On the other hand, I feel like it’s vital to reiterate at this point that I am perhaps the furthest thing from a medical professional one can imagine. With that in mind, whilst the ‘rule of three’ is an excellent literary device, I do have to remind myself frequently that real life isn’t actually a novel, poem or piece of satire. Although I do find this mind-set to be an excellent coping mechanism for dire circumstances if anyone happens to be looking for one.
Whitty also expressed his concern that exiting lockdown faster, when fewer people are vaccinated, would send more people into hospital and lead to more deaths. This would probably produce the same results as when John Green’s eponymous character in ‘Looking for Alaska’ suggests that the best way to escape this “labyrinth of suffering” is “hard and fast”. Spoiler alert: it’s not a happy ending.
Maybe the government could take some pointers from literature. I’m the first to rinse myself and other English students about the employability statistics for our degree programme. However, one need only look at Shelley’s poems about the French Revolution to see that literature throughout history is often depressingly telling of the current situation. More importantly, it often can – and should – be read as a warning. So by all means, to quote Shelley, ‘rise like lions after slumber’, but if people could confine their ‘unvanquishable number’ at least to groups of 6, we might have more chance of getting out of this pandemic of suffering.
Furthermore, we’re all living in a country run by someone with a degree in Classics. Maybe it hasn’t occurred to Bojo to draw on his expensive education to make intelligent decisions. Not that there would be any reference whatsoever to apocalyptic-esque circumstances in the classics. Homer, penny for your thoughts?
In a direct quote from Whitty, he expressed that “It is really important that we do not give any impression that what we are expecting is this just goes away and there are no further deaths… That is not realistic and I think to pretend that to the British public would be completely wrong”.
It is quotes like this which make me question why it is people like Johnson rather than Whitty who have the most say in how the country is run. I think I’d feel much more confident at least in the morality of his judgments, rather than those passed by an Oxford graduate who coasted by on the back of his daddy’s name and money.
Experts in the modelling subgroup of Sage calculate that even under the most optimistic scenario, at least 30,000 more Covid deaths could occur in the UK. That’s not many more lives than there are students at Oxford University. Maybe if we compare the amount of people being wiped out by Covid by the number of potential Boris Johnsons there are in the world, the prime minister will actually listen to the medical professionals and scientists this time.

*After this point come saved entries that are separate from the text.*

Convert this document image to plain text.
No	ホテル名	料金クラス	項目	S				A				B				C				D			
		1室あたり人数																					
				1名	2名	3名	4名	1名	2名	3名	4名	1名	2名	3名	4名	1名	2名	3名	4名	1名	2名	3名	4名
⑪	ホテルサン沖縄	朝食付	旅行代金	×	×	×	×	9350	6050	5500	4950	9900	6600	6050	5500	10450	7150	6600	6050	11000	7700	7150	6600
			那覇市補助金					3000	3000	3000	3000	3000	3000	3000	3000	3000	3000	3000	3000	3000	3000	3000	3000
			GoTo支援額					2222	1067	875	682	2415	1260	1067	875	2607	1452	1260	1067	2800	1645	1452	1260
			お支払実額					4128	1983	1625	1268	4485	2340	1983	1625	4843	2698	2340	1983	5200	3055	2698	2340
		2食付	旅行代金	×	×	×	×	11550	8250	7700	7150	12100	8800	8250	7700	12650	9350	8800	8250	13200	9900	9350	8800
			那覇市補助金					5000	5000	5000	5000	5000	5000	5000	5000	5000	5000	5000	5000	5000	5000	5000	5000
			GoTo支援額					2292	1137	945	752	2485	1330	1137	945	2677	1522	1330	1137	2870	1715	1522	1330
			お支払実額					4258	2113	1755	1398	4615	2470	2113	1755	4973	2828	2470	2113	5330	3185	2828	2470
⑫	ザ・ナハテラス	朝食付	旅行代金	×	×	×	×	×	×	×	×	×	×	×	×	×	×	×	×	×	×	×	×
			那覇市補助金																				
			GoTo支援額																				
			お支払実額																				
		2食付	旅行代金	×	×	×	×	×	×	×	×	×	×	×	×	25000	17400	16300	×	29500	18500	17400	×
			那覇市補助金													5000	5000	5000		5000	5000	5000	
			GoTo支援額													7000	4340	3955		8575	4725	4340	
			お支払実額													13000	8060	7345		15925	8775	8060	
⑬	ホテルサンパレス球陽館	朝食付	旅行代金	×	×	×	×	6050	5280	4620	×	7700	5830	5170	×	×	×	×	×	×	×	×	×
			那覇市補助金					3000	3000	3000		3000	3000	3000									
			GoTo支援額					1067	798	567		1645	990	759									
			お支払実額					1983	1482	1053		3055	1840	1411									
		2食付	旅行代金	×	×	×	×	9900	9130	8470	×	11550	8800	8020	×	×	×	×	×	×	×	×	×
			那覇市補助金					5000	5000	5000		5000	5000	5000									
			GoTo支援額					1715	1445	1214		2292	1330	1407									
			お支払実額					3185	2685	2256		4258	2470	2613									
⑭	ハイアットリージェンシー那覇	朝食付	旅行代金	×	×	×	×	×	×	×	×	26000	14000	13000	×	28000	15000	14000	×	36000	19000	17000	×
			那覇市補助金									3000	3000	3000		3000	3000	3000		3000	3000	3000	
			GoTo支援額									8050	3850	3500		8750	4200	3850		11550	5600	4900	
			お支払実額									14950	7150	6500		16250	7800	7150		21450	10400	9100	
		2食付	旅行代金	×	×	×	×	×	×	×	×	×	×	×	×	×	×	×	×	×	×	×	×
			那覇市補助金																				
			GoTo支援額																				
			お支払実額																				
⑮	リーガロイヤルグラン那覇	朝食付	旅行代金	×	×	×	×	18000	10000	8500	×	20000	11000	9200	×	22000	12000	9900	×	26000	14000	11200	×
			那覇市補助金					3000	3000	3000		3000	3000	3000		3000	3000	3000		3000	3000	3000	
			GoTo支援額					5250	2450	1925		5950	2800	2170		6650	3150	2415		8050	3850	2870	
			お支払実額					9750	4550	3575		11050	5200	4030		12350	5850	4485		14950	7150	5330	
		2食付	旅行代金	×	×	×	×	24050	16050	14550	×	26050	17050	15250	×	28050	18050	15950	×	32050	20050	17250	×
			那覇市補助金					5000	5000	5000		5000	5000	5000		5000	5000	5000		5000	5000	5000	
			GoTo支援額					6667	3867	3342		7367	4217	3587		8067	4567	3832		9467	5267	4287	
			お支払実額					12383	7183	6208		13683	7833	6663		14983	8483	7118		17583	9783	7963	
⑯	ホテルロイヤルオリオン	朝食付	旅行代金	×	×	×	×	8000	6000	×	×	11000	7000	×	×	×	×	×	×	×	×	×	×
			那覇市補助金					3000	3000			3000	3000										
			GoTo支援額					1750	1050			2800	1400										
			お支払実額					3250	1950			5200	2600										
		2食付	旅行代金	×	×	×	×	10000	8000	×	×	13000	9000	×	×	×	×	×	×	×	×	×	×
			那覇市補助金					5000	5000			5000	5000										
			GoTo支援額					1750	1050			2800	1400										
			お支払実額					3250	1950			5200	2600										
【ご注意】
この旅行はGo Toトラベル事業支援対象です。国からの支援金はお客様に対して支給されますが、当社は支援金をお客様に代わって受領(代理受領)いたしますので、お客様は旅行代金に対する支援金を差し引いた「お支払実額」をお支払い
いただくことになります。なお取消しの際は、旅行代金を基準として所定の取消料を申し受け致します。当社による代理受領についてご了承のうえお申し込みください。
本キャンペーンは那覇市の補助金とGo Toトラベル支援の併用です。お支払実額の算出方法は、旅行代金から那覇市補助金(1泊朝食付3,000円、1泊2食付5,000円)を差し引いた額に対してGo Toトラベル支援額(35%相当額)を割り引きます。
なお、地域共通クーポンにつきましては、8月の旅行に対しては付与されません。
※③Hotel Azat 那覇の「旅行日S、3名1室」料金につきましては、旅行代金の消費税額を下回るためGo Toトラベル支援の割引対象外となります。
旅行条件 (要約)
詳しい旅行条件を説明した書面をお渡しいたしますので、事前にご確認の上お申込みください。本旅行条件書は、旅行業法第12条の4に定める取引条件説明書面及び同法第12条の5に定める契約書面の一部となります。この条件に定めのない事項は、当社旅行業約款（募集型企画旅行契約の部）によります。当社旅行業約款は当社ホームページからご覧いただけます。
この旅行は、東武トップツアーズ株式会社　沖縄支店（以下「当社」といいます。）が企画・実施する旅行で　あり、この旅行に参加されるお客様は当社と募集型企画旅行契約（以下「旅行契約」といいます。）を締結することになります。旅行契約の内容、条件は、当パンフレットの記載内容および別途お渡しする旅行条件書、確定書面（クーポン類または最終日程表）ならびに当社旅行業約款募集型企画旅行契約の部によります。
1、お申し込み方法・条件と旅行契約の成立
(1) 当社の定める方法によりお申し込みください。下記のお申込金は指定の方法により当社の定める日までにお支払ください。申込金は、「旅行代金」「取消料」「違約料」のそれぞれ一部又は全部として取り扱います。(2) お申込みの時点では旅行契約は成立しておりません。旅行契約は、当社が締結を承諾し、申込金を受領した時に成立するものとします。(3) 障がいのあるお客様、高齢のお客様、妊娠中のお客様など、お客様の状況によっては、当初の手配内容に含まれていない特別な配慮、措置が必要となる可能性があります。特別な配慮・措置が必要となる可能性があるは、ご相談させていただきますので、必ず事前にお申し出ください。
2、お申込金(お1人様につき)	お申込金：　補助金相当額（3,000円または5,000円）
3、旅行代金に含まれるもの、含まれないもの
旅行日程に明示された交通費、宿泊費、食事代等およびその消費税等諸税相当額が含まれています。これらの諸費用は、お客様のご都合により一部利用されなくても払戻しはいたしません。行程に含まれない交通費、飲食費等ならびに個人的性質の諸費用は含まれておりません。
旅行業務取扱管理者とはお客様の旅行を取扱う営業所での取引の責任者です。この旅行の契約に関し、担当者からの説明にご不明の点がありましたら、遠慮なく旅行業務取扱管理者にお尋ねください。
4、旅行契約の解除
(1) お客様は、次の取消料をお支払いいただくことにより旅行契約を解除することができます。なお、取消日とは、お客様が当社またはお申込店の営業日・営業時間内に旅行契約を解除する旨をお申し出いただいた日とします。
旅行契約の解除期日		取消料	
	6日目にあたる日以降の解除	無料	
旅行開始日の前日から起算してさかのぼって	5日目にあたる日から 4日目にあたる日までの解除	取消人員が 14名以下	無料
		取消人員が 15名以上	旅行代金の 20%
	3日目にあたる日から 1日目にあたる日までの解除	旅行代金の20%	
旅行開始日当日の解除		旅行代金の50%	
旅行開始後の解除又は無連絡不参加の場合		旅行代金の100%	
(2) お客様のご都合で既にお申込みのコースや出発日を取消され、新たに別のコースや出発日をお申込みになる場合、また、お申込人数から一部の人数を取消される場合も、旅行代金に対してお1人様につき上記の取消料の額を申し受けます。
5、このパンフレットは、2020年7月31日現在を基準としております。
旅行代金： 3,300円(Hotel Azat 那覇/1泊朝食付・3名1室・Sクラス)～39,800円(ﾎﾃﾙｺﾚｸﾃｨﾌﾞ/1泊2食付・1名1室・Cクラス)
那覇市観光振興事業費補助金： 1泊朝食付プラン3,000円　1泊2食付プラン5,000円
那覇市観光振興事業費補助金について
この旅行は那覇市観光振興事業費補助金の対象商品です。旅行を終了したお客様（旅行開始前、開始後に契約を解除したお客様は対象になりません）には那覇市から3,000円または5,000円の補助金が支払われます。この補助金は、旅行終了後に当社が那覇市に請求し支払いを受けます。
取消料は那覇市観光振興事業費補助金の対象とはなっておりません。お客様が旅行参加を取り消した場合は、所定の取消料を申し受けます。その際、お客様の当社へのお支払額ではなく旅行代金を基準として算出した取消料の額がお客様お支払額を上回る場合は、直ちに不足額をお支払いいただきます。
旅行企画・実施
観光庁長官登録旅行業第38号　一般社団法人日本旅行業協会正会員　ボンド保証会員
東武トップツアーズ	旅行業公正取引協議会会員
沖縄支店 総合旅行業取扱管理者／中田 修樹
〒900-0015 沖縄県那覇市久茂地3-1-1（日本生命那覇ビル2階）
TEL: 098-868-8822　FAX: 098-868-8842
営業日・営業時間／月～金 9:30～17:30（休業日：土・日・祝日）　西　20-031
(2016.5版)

When questioned by MPs, Whitty made clear that “What we don’t want to do is to accelerate into trouble and then have to reverse straight back out again, open things up and immediately close them down”. And I completely agree. That does seem like a terrible idea and definitely not something the UK government would ever allow to happen. The ‘Eat Out to Help Out’ scheme was a great money saver though, wasn’t it?
One thing’s for sure, I don’t see Bojo advocating a similar sort of hospitality promoting scheme any time soon. Many people blamed the influx in restaurant-goers because of it as a large contributor to the UK’s second wave of coronavirus. Although let me tell you, whilst we may be skint, it wasn’t just students I saw enjoying a half price meal out, thank you very much.
So to conclude, maybe everyone should just hold tight, imagine the world like a rollercoaster (a corona-coaster, if you will) and make sure our hands and feet (and all other physical parts of ourselves) are safely inside the compartment that is our household, before we can have the ride of our lives.